Вдох, усилие – крепче в борт ногою, тверже упор. Но находившаяся в столбняке рыба резко вертанулась, ударилась об лодку, громыхнула и черно поднявшимся ворохом не воды, нет, комьями земли взорвалась река за бортом, ударило рыбака тяжестью по голове, давнуло на уши, полоснуло по сердцу. «А-ах!» – вырвалось из груди, как при доподлинном взрыве, подбросившем его вверх и уронившем в немую пустоту. «Так вот оно как, на войне-то…» – успел он еще отметить. Разгоряченное борьбой нутро оглушило, стиснуло, ожгло холодом.

Вода! Он хлебнул воды! Тонет!

Кто-то тащил его за ногу в глубину. «На крючке! Зацепило! Пропал!» – и почувствовал легкий укол в голень – рыба продолжала биться, садить в себя и в ловца самоловные уды. В голове Игнатьича тоскливо и согласно, совсем согласно зазвучала вялая покорность: «Тогда что ж… Тогда все…» Но был ловец сильным мужиком, рыба выдохшейся, замученной, и он сумел передолеть не ее, а сперва эту вот, занимающуюся в душе покорность, согласие со смертью, которое и есть уже смерть, поворот ключа во врата на тот свет, где, как известно, замки для всех грешников излажены в одну сторону: «У райских врат стучаться бесполезно…»

Игнатьич выбил себя наверх, отплюнулся, хватил воздуха, увидел перед глазами паутинку тетивы, вцепился в нее и уже по хребтовине тетивы подтянулся к лодке, схватился за борт – дальше не пускало – в ноги воткнулось еще несколько уд спутанного самолова. Очумелая рыба грузно ворочалась на ослабевшем конце, значит, сдвинула становую якорницу, увязывала самолов, садила в себя крючок за крючком, и ловца не облетало. Он старался завести ноги под лодку, плотнее прильнуть к ее корпусу, но уды находили его, и рыба, хоть и слабо, рывками, ворочалась во вспененной саже, взблескивая пилою спины, заостренной мордой, будто плугом вспахивала темное поле воды.
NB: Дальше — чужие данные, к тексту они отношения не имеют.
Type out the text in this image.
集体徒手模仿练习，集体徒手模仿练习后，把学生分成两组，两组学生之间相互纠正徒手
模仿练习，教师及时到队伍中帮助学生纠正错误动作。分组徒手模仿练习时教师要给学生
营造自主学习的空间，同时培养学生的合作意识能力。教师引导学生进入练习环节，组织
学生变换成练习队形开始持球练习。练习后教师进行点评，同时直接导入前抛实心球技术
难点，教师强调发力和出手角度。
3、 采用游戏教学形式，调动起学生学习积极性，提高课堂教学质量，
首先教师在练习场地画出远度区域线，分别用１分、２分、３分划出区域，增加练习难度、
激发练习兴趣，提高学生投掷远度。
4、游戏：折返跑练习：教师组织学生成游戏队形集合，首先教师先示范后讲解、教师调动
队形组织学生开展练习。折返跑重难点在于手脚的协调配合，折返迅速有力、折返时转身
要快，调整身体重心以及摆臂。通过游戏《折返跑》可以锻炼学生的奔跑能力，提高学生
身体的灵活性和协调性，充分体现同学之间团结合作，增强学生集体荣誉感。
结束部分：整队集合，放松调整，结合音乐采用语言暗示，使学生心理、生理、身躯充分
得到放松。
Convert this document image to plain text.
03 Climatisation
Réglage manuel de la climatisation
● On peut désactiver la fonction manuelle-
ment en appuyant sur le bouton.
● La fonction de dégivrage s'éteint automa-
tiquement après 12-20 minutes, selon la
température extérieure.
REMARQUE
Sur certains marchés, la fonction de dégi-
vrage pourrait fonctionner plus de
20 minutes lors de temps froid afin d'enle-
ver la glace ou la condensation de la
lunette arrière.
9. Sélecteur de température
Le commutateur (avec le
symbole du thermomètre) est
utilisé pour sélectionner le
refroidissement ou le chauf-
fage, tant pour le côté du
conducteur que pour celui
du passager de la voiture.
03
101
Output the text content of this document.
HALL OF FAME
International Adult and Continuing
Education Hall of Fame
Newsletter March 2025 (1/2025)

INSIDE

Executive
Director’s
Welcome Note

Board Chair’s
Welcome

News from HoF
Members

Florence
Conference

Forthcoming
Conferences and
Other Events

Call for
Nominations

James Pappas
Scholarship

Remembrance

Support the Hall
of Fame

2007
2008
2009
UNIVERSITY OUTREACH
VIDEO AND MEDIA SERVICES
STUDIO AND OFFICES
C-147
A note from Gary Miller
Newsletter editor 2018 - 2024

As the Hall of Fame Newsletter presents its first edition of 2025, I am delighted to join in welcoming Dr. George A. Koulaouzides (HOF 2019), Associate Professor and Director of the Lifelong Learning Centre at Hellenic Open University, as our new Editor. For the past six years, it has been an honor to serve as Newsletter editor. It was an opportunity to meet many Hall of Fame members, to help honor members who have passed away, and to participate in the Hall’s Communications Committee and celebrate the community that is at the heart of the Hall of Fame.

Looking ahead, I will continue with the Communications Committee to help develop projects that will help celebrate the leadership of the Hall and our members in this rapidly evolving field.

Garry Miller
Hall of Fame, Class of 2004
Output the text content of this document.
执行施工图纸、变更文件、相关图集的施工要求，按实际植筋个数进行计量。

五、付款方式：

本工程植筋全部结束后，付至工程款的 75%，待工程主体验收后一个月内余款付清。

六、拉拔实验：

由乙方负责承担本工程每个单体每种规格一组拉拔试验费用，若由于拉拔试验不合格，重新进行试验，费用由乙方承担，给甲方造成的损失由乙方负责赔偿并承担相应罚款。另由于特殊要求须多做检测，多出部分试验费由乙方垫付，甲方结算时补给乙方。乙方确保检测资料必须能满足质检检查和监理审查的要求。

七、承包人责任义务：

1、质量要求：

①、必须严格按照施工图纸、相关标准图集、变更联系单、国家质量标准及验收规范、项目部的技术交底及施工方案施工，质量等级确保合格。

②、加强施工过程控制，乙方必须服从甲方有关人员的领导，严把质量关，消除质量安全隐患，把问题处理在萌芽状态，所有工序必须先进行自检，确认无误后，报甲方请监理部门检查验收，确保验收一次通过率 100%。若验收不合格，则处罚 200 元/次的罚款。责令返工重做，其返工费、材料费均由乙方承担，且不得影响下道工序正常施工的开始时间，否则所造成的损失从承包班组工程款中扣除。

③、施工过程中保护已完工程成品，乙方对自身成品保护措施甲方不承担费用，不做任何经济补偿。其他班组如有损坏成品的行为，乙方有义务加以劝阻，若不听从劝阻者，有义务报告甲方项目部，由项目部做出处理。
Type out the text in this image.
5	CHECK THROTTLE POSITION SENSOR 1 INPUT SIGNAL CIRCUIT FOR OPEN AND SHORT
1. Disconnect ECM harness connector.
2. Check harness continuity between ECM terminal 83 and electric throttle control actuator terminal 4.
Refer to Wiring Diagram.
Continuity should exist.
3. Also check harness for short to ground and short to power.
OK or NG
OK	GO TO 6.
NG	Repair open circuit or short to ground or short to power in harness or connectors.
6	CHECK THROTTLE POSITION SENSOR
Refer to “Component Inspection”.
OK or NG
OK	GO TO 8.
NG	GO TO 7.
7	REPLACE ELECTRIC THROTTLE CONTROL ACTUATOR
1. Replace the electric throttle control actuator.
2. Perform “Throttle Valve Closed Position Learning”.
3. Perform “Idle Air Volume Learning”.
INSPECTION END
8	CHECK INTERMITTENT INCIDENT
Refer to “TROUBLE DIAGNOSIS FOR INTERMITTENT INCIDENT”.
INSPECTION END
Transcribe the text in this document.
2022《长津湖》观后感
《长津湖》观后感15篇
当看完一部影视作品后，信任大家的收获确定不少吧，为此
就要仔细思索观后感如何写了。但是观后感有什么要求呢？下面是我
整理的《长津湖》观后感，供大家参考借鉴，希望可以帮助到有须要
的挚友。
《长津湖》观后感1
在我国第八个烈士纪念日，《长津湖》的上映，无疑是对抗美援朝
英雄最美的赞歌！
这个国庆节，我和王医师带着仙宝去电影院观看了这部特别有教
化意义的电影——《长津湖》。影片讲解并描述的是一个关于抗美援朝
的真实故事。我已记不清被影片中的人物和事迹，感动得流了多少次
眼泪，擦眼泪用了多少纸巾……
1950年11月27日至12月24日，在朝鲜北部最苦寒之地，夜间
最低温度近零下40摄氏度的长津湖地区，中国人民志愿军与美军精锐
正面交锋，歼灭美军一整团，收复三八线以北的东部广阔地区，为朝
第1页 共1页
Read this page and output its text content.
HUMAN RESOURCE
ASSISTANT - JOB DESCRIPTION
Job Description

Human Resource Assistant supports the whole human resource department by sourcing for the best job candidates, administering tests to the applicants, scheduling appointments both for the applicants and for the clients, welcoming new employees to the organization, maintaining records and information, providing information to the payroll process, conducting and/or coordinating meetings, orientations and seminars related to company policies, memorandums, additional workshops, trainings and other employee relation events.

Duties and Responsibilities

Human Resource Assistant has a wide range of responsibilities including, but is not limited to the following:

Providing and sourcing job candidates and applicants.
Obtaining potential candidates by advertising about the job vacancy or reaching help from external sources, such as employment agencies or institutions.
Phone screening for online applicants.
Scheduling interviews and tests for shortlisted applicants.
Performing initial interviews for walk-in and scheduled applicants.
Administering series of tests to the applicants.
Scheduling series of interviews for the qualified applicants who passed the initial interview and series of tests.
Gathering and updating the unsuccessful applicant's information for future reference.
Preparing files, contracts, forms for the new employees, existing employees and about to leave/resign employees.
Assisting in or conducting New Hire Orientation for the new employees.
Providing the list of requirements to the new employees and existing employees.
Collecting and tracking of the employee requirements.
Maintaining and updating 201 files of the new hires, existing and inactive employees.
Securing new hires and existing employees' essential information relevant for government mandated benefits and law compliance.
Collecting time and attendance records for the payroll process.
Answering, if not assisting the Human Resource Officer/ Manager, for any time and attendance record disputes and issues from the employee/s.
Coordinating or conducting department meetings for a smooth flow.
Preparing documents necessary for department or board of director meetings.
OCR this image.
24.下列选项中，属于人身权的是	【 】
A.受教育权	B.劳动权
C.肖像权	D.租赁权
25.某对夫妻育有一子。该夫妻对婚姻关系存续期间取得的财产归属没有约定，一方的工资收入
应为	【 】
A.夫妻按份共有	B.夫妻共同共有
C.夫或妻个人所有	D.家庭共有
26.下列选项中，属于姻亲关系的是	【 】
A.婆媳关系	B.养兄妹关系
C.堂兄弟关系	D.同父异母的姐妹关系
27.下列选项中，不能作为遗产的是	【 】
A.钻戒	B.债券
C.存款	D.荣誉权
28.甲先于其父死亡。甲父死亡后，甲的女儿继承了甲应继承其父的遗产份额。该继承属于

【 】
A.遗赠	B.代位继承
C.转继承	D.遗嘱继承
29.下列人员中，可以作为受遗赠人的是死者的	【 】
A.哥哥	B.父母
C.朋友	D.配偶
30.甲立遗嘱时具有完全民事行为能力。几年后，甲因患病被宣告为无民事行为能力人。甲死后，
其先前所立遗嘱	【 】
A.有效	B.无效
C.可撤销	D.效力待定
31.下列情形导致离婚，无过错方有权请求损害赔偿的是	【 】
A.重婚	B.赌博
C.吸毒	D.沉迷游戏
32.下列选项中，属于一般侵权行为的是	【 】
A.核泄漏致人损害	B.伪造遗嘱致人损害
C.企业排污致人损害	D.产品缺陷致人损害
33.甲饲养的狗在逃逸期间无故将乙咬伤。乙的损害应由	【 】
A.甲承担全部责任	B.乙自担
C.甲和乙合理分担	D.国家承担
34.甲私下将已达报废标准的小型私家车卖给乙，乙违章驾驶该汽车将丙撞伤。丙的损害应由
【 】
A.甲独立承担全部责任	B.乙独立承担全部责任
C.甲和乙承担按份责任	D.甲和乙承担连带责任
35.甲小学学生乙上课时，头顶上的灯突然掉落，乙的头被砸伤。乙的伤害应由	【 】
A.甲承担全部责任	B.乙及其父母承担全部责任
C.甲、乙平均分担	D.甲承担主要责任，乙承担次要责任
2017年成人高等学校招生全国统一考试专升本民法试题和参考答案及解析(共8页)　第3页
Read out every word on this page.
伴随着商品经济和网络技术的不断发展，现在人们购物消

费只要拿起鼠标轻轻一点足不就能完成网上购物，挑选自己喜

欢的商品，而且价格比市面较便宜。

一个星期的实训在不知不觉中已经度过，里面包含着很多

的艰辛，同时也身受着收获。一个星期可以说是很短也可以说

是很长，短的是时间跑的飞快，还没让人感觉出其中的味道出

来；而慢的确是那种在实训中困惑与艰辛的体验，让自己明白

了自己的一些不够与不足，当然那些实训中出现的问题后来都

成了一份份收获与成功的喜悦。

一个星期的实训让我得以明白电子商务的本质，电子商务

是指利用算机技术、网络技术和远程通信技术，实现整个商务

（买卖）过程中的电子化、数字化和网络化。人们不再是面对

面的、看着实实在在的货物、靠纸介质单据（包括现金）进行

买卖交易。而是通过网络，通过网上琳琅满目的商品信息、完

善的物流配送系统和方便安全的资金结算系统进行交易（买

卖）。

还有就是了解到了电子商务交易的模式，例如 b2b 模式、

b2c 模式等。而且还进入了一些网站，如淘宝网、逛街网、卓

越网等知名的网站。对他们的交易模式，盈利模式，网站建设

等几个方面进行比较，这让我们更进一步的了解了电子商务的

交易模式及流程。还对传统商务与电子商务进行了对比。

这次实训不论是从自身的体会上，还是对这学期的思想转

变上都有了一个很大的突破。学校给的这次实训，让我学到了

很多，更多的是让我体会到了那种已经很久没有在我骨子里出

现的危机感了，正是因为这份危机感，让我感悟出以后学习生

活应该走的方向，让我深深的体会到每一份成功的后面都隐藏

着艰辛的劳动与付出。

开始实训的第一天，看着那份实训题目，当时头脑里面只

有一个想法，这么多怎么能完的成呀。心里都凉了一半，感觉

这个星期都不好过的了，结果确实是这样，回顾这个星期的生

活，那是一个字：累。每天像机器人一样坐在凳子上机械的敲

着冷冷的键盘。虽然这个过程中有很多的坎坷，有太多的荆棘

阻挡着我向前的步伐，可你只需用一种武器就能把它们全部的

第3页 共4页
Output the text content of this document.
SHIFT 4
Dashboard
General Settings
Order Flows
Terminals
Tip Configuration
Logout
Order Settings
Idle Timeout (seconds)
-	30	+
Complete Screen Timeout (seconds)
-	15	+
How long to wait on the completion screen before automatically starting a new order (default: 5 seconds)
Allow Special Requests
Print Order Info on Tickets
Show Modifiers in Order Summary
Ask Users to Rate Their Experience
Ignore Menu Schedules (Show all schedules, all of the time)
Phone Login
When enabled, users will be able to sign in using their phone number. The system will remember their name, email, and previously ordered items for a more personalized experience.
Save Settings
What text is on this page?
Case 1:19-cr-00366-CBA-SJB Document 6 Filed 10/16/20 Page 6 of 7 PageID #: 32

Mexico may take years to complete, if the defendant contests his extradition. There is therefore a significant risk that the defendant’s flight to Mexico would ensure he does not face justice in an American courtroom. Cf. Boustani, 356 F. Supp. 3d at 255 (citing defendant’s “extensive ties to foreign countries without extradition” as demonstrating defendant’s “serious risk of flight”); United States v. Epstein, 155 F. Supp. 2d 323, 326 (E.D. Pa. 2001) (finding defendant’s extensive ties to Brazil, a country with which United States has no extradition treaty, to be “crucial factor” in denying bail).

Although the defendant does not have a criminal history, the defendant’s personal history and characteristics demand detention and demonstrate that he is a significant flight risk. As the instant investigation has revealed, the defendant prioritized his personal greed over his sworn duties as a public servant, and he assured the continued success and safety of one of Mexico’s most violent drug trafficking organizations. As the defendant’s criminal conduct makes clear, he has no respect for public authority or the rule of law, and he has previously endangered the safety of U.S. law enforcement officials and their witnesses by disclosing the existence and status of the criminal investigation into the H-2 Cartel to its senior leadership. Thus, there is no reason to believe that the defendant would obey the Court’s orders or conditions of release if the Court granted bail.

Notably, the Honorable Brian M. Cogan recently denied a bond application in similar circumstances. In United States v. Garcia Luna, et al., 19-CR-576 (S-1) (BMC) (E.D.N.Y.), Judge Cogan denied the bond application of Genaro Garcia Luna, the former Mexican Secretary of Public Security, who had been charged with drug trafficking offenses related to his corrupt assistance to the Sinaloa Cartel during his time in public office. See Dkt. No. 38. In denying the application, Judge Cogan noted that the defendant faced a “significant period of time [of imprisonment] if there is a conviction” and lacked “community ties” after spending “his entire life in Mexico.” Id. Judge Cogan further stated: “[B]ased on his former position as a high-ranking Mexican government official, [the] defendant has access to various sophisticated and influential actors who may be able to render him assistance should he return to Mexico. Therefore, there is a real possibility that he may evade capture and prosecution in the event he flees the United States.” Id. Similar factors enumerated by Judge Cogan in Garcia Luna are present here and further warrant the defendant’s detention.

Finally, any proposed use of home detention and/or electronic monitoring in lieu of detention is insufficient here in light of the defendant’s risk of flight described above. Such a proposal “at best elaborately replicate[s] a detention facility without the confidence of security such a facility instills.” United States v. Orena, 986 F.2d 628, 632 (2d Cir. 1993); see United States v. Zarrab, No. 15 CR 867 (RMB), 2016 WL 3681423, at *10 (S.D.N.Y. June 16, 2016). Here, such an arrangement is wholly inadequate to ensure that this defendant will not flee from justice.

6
«Господи! Да разведи ты нас! Отпусти эту тварь на волю! Не по руке она мне!» – слабо, без надежды взмолился ловец. Икон дома не держал, в бога не веровал, над дедушкиными наказами насмехался. И зря. На всякий, ну хоть бы вот на такой, на крайний случай следовало держать иконку, пусть хоть на кухоньке, в случае чего – на покойницу-мать спереть можно было – оставила, мол, завещала…

Рыба унялась. Словно бы ощупью приблизилась к лодке, навалилась на ее борт – все живое к чему-нибудь да жмется! Ослепшая от удара, отупевшая от ран, надранных в теле удами и крюком-подцепком, она щупала, щупала что-то в воде чуткими присосками и острием носа уткнулась в бок человеку. Он вздрогнул, ужаснулся, показалось, рыба, хрустя жабрами и ртом, медленно сжевывала его заживо. Он попробовал отодвинуться, перебираясь руками по борту накренившейся лодки, но рыба продвигалась за ним, упрямо нащупывала его и, ткнувшись хрящом холодного носа в теплый бок, успокаивалась, скрипела возле сердца, будто перепиливала надреберье тупой ножовкой и с мокрым чавканьем вбирала внутренности в раззявленный рот, точно в отверстие мясорубки.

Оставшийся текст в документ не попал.